Energy resource development is active in 12 of Canada's 13 provinces and territories and uses goods and services from many regions.
Canadian energy production has almost doubled since 1980. Our oil reserves total 170 billion barrels, of which 165 billion barrels can be recovered from the oil sands using today's technology. As of December 2016, we are third after Venezuela and Saudi Arabia in terms of global oil reserves (source: Oil & Gas Journal).
However, many of the world's sources of conventional oil are in decline - and Canada is no exception. The conventional oil reservoirs that were abundant and easy to find 30 years ago are harder to locate and more costly to develop. Canada is fortunate to have sources of unconventional oil in the oil sands. Over the last 35 years, Canadian crude oil production has increased by more than 2.4 million barrels/day due to the growth in supply from the oil sands.
As an industry, our challenge is getting access to these remaining reserves. Often natural gas exists in remote locations which can mean harsh environments for workers, technically complex and expensive methods of production and environmental challenges.
The world benefits from Canada's energy resources
Canada has more than four billion barrels of remaining oil reserves located outside the oil sands, found primarily in Alberta, Saskatchewan and offshore Newfoundland and Labrador.

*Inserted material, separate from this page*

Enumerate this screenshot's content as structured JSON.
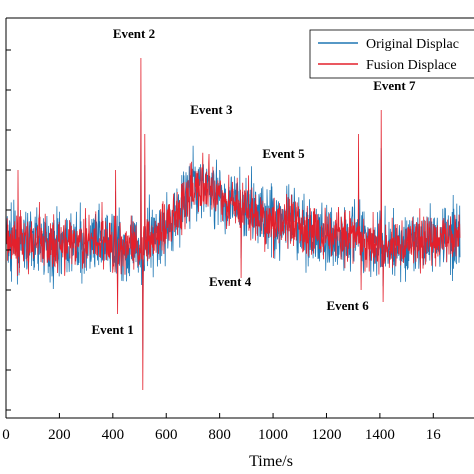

The oil sands provide a secure supply in a world of political risk. There are challenges in developing the oil sands, but our industry is making progress through investment in technology and innovation. The entry costs for new oil sands projects can be daunting, but the decline in traditional oil and natural gas sources means the oil sands are key to our energy future.
Canada is home to a vast amounts of natural gas, particularly in British Columbia, Alberta and offshore Nova Scotia.
Some of these resources are being developed with the application of new technologies: including horizontal hydraulic fracturing. These include: natural gas from coal, tight gas, offshore gas as well as shale gas. Northern Canada is also seeing increasing exploration and development.